Month: November 2001

  • Well, my anonymous subscriber responded in email (for obvious reasons). The general gist is that he (‘he’ used simply because I think ‘ze’ and ‘hir’ are too pretentious) doesn’t want to draw attention to himself. Duh.

    There was also something in there about people feeling duty-bound to reciprocate the subscription, and an admonishment: “Do you write to express yourself or for the eProps?”

    So firstly, I’m totally cool with having anonymous subscribers. I’ve got anonymous readers who aren’t subscribed; should that send me into a tizzy?

    Secondly, motivation: I think it’s true that I write to express myself, but I also think that writing, particularly ‘blogging on Xanga, creates the pathway for a two-way communication. I don’t write for eProps, but comments help keep the inspiration level high. Reciprocation isn’t a duty but a pleasure, and a way to return the inspiration.

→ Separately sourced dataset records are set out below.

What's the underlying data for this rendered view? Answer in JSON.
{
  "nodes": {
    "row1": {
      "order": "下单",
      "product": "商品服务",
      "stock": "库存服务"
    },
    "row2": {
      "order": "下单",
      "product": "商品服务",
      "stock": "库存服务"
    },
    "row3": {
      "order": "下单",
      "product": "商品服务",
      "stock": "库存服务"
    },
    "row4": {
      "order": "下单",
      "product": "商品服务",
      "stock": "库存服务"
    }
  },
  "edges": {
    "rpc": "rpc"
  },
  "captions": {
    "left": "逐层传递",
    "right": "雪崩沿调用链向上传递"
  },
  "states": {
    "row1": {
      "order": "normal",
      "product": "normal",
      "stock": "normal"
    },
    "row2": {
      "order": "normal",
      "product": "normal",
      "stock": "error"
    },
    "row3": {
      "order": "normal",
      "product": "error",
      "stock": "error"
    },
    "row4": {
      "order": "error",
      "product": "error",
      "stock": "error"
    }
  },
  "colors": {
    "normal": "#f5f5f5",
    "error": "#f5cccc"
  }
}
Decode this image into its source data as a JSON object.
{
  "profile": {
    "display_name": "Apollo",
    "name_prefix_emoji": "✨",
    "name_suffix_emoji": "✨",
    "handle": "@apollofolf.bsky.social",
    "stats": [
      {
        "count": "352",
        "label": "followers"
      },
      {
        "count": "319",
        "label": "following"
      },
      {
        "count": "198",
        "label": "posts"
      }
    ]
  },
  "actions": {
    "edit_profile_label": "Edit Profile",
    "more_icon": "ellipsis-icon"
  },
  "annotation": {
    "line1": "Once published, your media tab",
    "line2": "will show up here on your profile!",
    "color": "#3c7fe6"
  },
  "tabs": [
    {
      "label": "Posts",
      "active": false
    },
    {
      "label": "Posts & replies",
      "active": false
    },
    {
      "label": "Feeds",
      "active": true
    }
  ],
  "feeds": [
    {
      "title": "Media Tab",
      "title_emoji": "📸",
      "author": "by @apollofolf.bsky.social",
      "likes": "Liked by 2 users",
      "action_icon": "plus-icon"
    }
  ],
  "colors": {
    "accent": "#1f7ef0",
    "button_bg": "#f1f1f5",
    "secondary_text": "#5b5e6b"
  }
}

  • I haven’t been thanking folks for subscribing. I really appreciate the attention, and hope all you folks get something out of it, even if I end up being an example of how not to live your life. Like the man said, ‘In a good way.’ (I’ll have to blog about that man sometime, but I can’t for another 8 months.)

    But I still don’t understand anonymous subscribers, ya know? There’s something strange about it; I mean, I’m flattered, but at the same time, I want to know who it is, so I can read what they have to say. In fact it doesn’t really make a lot of sense that there *is* an anonymous option, but there you go.

  • Skating

    In Houston, Texas, there’s a section of town called the museum district. It shares a sort of conceptual overlap with a section called the university district. In these sections of town, there are a lot of really big houses, a lot of really rich people, a lot of really good bars, and very well-paved streets, since the rich people live there. Also, the street lights are a little less obvious there, for some reason. I guess the rich people don’t like bathing their front yards in unceasing light.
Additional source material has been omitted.